Now that many of the banks with some losses in the US sub-prime area have reported it may be a good time to look back at what has happened and then look forward to what is likely to happen over the next 6 to 12 months.
Looking back, I am glad to be able to say that I have been proven substantially correct. None of the bigger international banks have had any real problems – with most not even having this problem to cause them to drop into losses for the year, even though some have reported losses (after full write-downs) for the quarter.
Northern Rock was the only bank outside the US to suffer real problems and this was a liquidity issue – not a capital one. Inside the US several smaller banking insitiutions have failed, but these have been quite small banks that were heavily involved in the lending.
In Australia, again, none of the banks or larger ADIs have had any real problems and, after a few weeks of liquidity problems, we have largely returned to business as usual.
The ones that have had problems are the non-banks that have relied on wholesale funds to keep their businesses afloat – Rams Home Loans being a perfect example. Rams, as a business, did not fail, but they have been unable to secure funding to keep it going and had to be, effectively, rescued by one of the banks (Westpac).
Really, what this “crisis” has done is what any instability should do – prune out the weaker players and allow the well-managed and run (or just the lucky) to continue. The ones that have failed were the ones with a business model that was too reliant on other players in the market and / or had poor timing on their fund raisings. When there was instability they were the ones sitting there exposed. Again – the strong survive and the weak perish. If a firm cannot go for a few weeks withoutexternal funding then, honestly, why should they be able to survive?

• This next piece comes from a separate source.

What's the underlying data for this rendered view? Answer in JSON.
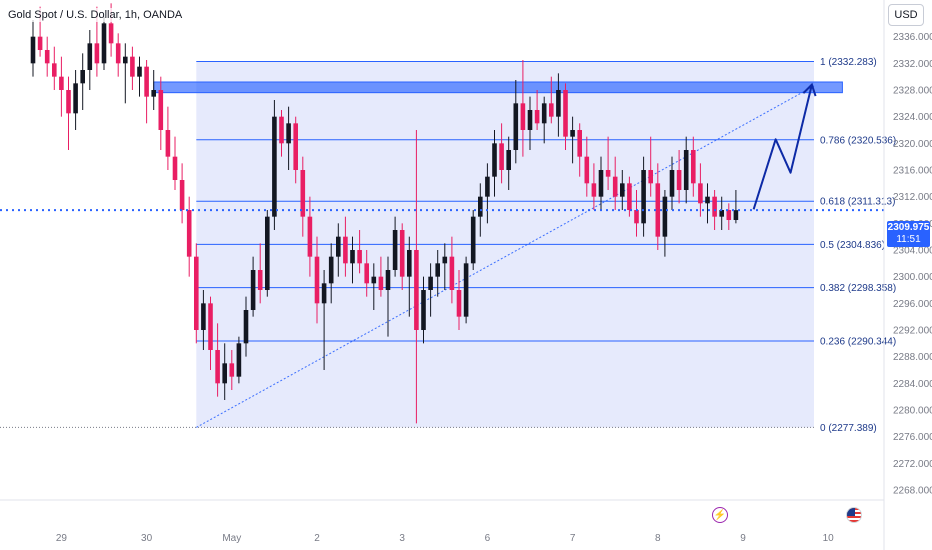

As banking crises go, though, this was a puppy – if a bit of a vicious puppy.
The Medium Term
As the remainder of the US sub-prime stuff reprices over the next 6 to 12 months, though, will it get worse? In short, the answer is no. The bulk of it is still to re-price, but most of the banks that have reported have written down their entire sub-prime holdings, not just the stuff that has repriced already. The reason for this is clear – it is both prudent, and required, for them to do so.
A quick look at IAS 39 and FAS 133 (the relevant accounting standards for most of the banks) says that they have to write their assets down as soon as it looks like they have lost value. In the case of the sub-prime stuff this has already happened. There will be some adjustments to the values over the next few months, but they can be expected to be upward revaluations as the market starts to clear of this stuff. The written down values would be the current worst case – not necessarily their expected outcome.
In situations like this banks (and other listed firms) are increasingly obeying the maxim that ou get the bad news out early, and, if anything, make it look worse that it is. The reason for this is that the market hates downside surprises, but likes upside ones. Getting the bad news out early and big is better than a situation where you just gradually dribble out the bad news.
A single, big, poor number is much better than a few smaller ones.
Banks will take a good look at their counterparties and see if they need to re-visit their lending policies, but the worst of this one can now be expected to be over.